One of the problems that I face in writing in this blog is the repetition from one day to the next. Once you get past the very beginning of training there is little change from day to day. However, a week makes a difference; a month can reveal a whole new horse.
Yesterday I rode Titan and Fanny. I’m basically doing the same things with them day after day. I warm them up for 10 or 15 minutes by walking, trotting, and backing-up. If I start training immediately, especially on exercises that are new or difficult for them, they will be crabby in Fanny’s case or fractious in Titan’s case. (Every horse has a different style of showing rebellion.) If they are willfully rebellious they can’t learn or it is more difficult. They learn the best when they are relaxed and happy. After the slow warm-up time, mainly to warm up their muscles a little bit, I give them a nice fast gallop for a mile and a half. This ride includes crossing over some windfalls and a creek and up a steep hill. I have to slow down to a walk for this part. This gallop replaces round penning or lunging. The gallop seems to help them to relax for training, as round-penning does, and it is more fun.
Yesterday after not having ridden Titan for five days; he was fresh. He pushed me and was wild and aggressive on the gallop. Even after we got back it took him a while to get evened out enough to be ready to receive training. I cantered him in big circles for 20 minutes. After that we went back to our normal training routine that Stacy gave us. Which is walk, halt, back-up, trot, halt, back-up, canter, halt, back-up, etc.
In the last weeks it has become apparent that Titan’s problem has been fear or confusion about lead changes. The delinquent upshot of doing these lead changes has been that he gets out of balance by pushing to go faster, pushing against the bit or throwing his head erratically. In the meantime I’ve learned to introduce the lead changes more deliberately. I add weight by leaning slightly to the inside of the direction of the lead change and push lightly with the outside leg. For him it seems to abate his adrenaline level to be directed, as opposed to just let him figure it out when he needs to keep his balance by changing a lead.
Fanny has been helped by steady riding making it a part of, rather than an interruption of, our normal placid horse schedule. Like Titan the one and a half mile gallop helps her to get the bugs out. She has progressed quicker than Titan. At the outset of our summer riding they were about equally difficult. Now Fanny has become great fun for me to ride. She is very athletic. I think she would be invincible in gaming.

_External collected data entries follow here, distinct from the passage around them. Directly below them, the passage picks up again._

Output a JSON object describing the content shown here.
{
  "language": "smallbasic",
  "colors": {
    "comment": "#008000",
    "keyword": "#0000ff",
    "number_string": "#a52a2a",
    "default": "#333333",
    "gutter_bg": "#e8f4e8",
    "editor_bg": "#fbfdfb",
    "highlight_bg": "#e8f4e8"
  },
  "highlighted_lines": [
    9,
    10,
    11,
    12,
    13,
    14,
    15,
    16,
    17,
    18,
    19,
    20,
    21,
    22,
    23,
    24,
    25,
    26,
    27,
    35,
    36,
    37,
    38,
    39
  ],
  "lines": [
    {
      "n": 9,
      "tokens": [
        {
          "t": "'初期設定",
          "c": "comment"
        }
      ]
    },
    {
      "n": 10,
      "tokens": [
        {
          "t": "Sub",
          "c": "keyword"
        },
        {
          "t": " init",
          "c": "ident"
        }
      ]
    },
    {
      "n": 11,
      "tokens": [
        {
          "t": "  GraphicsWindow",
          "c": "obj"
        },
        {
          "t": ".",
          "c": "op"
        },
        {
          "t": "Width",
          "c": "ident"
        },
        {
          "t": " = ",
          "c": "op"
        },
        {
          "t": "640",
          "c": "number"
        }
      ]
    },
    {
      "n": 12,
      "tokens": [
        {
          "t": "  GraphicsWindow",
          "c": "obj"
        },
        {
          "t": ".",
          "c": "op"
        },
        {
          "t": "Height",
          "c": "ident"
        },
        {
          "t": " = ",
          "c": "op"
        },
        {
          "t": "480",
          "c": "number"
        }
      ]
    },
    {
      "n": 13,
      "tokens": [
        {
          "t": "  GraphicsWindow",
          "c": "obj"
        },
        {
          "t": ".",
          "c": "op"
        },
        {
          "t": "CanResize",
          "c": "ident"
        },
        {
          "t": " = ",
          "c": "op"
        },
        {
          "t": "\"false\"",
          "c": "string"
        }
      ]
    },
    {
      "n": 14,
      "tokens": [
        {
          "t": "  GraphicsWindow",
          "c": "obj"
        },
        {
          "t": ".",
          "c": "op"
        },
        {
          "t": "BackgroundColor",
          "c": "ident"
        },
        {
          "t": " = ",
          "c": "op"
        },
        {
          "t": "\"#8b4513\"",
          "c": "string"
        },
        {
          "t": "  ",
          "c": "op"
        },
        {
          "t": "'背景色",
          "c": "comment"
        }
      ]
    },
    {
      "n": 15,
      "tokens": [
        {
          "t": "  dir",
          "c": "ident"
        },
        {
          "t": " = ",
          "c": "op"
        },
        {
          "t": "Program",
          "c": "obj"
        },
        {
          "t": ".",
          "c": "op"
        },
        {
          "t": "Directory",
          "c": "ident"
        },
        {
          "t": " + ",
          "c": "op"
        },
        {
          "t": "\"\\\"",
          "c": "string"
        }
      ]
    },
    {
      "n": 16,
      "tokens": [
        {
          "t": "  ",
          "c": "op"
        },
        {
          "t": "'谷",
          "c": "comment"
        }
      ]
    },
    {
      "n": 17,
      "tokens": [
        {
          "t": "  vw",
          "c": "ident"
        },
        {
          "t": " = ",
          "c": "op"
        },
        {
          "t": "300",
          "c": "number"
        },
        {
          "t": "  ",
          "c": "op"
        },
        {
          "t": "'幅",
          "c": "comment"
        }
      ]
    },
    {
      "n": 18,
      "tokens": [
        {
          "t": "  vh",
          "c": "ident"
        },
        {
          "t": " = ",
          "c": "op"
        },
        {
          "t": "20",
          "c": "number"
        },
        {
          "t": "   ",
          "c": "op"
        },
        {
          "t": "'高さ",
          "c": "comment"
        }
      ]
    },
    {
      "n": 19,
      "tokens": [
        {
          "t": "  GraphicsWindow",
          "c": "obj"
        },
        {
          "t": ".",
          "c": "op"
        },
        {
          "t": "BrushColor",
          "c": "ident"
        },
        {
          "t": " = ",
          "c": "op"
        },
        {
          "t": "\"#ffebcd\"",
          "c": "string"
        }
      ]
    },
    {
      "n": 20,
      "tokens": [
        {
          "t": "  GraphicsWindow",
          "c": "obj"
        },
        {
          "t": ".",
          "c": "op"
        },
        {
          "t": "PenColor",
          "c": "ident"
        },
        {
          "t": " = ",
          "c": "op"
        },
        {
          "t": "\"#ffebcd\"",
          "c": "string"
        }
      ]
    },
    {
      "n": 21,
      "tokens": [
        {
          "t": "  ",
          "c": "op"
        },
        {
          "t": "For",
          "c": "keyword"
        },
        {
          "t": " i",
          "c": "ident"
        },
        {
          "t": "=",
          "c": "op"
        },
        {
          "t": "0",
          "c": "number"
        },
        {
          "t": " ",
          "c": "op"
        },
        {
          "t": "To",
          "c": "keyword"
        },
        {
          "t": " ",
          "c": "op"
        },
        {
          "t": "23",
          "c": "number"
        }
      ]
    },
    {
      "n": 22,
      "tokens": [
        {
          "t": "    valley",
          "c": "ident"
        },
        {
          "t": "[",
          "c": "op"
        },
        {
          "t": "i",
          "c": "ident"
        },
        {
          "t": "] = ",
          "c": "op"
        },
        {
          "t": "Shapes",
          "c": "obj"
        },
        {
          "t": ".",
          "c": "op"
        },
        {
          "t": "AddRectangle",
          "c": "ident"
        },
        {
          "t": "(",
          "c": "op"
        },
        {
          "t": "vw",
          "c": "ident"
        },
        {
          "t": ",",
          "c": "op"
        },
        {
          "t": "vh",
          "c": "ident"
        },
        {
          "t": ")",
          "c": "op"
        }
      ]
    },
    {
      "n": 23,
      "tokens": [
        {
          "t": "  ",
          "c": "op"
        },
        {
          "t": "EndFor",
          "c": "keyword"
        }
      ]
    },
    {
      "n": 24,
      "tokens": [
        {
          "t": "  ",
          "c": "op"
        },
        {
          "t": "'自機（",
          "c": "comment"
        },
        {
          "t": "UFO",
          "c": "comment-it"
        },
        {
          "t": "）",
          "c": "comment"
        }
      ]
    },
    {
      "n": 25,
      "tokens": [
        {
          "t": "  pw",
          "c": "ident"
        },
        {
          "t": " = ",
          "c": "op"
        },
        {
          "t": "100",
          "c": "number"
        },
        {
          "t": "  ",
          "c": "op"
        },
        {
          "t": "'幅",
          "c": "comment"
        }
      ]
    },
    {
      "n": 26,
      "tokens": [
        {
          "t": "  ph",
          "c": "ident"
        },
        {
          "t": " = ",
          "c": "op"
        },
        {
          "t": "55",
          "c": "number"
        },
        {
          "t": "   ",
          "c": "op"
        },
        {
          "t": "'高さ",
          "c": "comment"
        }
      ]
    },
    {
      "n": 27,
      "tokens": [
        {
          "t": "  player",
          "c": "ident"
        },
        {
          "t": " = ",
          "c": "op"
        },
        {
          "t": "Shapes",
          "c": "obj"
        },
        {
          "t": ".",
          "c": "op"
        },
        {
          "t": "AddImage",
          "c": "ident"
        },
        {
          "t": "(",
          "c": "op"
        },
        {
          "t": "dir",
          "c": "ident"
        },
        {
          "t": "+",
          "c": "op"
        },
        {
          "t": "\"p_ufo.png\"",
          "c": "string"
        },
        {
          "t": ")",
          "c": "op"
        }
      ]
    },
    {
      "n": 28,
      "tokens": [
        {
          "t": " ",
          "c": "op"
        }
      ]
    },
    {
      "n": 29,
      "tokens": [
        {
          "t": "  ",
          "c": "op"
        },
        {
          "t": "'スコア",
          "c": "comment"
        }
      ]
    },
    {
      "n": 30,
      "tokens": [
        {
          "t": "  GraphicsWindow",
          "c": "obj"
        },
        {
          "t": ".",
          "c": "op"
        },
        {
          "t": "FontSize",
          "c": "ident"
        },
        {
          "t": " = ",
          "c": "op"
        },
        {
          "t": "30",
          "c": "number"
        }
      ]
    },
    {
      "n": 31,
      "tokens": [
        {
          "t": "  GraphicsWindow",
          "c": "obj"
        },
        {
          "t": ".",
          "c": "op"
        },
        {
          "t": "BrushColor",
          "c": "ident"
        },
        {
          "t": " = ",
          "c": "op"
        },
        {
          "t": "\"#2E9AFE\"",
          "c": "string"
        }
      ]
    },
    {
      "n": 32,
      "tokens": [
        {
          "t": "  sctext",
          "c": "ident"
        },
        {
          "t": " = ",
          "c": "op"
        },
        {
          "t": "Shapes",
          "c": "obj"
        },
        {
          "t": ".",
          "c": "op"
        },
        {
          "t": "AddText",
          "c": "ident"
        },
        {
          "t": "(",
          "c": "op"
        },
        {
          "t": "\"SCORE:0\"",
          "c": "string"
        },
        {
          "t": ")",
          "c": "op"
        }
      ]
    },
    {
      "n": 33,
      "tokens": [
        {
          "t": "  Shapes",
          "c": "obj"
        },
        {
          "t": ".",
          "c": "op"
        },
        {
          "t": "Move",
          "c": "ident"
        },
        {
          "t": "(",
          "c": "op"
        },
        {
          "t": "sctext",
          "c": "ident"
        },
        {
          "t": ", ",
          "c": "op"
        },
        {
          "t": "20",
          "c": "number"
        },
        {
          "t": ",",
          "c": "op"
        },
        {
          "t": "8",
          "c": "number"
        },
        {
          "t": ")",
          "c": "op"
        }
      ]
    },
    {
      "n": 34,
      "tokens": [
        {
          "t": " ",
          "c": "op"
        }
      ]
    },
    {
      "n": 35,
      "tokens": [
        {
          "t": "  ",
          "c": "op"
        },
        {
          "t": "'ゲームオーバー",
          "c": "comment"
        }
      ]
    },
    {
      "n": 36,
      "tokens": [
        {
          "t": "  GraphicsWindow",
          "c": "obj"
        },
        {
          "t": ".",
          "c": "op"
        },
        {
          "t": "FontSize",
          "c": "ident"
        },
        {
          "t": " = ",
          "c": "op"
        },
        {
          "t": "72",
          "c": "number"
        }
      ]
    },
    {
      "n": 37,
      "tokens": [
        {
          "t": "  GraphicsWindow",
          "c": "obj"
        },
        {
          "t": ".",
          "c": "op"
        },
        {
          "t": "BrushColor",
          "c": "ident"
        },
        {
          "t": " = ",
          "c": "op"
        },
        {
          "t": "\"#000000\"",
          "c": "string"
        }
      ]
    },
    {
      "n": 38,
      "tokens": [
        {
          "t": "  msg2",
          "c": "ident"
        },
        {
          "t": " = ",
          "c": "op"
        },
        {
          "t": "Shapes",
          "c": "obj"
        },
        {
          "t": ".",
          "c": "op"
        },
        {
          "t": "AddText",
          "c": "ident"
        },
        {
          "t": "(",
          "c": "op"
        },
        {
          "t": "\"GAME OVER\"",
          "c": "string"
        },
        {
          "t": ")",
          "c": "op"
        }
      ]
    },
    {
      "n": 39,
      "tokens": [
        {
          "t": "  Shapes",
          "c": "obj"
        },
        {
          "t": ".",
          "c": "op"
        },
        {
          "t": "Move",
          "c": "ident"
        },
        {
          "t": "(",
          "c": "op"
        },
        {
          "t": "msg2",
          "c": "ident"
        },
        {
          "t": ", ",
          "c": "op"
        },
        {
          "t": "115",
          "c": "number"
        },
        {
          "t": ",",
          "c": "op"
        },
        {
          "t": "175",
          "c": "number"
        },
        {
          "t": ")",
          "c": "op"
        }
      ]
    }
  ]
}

Kiwi and I are still working a lot on desensitization, that is getting used to stuff along the road and in the training pen, and strange noises. She walks, trots, canters and backs-up. She is quite responsive to my hands. She has been a little slower than most horses to learn to give to pressure from my legs. I have been doing mild half pass exercises using the fence is a barricade, and by these exercises she has been starting to respond to my legs. So far I have not used a bit or spurs.
Sophie, our new filly, was approximately 4 hours old when I found her the next morning and immediately I touched her all over her body and breathed air into her nostrils. As soon as she was big enough to get away she could not be touched unless she was cornered. I cannot catch her in the field. She needs to be in the barn to commence our daily petting time. I have not introduced the halter as yet. I hope to get to her comfortable to my touching, before I introduce a halter.